REP. ANDREWS: I thank the gentleman.
And I would just conclude with this comment. An American president stood up and said that the country needed a law to be sure that every person had access to quality health care and health insurance. And he said that if we did not take steps to achieve that objective, that the economy of the country would suffer greatly, and more importantly, individuals and families would suffer greatly.
That president was Harry Truman, and his words were repeated by various other presidents since then. In 1971, Richard Nixon proposed a system of universal health care through an employer mandate. I see Chairman Conyers shaking his head. He remembers that. I was in high school then, Chairman, but I do remember the proposal. (Laughs.) Obviously there have been attempts, most recently in 1994, and in other iterations since then.

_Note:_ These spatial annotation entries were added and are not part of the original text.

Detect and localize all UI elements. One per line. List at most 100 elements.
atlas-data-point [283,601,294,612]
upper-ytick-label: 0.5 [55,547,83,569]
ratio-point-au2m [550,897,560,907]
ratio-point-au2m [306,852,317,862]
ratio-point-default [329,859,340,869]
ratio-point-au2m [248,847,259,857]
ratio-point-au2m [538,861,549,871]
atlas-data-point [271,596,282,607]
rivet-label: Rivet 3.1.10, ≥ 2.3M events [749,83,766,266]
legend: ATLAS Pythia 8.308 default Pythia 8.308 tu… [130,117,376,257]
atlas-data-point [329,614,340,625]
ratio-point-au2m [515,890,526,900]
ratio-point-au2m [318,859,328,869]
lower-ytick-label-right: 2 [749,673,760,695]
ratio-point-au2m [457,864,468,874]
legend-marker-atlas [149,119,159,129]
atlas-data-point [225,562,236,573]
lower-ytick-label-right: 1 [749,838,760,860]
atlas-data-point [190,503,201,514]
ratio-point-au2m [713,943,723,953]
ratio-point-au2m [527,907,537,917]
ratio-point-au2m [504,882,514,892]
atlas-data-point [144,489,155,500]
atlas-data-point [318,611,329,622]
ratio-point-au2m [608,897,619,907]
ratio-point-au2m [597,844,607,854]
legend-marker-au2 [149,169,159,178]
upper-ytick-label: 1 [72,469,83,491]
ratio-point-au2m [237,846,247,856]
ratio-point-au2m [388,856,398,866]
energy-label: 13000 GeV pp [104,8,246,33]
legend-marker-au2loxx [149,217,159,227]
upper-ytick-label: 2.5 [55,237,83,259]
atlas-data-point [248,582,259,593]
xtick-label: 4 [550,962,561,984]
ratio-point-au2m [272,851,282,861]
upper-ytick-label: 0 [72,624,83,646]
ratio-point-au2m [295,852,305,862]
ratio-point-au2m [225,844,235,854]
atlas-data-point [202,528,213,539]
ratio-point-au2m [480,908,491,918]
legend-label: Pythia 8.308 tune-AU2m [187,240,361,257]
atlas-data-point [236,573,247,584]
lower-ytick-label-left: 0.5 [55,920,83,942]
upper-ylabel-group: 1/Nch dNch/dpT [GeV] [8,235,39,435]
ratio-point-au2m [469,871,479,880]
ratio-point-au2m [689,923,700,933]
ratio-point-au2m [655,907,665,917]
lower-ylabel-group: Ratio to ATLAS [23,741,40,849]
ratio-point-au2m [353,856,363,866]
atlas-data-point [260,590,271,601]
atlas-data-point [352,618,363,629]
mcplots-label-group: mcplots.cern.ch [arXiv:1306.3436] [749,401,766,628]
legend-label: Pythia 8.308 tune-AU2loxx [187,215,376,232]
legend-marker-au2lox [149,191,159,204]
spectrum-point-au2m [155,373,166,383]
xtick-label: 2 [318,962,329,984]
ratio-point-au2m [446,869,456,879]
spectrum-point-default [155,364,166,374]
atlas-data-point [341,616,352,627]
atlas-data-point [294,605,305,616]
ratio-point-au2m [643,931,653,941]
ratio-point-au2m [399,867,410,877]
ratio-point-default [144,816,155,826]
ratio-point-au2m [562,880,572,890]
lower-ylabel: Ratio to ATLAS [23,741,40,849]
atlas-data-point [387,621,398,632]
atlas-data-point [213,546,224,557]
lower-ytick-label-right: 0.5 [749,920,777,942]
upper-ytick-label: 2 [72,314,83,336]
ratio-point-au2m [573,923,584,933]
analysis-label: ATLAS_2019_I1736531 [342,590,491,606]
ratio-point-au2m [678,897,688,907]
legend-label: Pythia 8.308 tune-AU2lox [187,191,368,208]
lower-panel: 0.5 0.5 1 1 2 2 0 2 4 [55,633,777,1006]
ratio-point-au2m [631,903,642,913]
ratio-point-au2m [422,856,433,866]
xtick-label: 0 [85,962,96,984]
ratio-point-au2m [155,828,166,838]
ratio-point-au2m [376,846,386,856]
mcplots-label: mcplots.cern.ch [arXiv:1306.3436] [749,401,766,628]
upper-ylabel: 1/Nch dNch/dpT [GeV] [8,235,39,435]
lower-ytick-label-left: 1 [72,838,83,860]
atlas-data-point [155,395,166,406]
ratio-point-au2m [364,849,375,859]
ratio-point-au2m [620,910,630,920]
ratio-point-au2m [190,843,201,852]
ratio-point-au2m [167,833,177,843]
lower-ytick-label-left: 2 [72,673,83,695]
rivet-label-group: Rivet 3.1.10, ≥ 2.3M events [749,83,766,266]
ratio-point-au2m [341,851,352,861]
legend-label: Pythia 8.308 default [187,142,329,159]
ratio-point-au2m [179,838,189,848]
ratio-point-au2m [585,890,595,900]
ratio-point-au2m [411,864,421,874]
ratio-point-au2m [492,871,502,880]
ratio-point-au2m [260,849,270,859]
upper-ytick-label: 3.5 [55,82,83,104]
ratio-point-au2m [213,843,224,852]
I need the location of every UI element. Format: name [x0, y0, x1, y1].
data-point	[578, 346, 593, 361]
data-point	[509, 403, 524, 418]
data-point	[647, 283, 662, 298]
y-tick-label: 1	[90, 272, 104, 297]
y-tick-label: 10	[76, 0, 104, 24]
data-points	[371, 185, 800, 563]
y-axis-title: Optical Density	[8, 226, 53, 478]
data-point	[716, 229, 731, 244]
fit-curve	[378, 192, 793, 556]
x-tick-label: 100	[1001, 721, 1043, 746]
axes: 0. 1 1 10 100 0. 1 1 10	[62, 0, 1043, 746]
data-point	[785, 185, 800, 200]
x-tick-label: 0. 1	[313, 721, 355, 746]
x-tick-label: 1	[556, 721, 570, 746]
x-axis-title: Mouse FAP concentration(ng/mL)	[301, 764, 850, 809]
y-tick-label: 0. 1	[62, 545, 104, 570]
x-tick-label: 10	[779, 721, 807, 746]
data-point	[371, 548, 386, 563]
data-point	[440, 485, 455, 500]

There is one common thread I hope is running through members of both parties and through both houses. I know it exists in the White House. This time there is going to be a law, not a discussion. And we're going to do our very best to make sure it's a law that works and obviously that can pass.
I think that today's discussions have been very fruitful and constructive in helping us get to that point. As I said, Chairman, to you at the outset, we hope that this is the beginning of our interaction with you, not the end.
And with that, I'd like to thank the members. And without objection, members will have 14 days to submit additional materials or questions for the hearing record.
Without objection, the hearing is adjourned.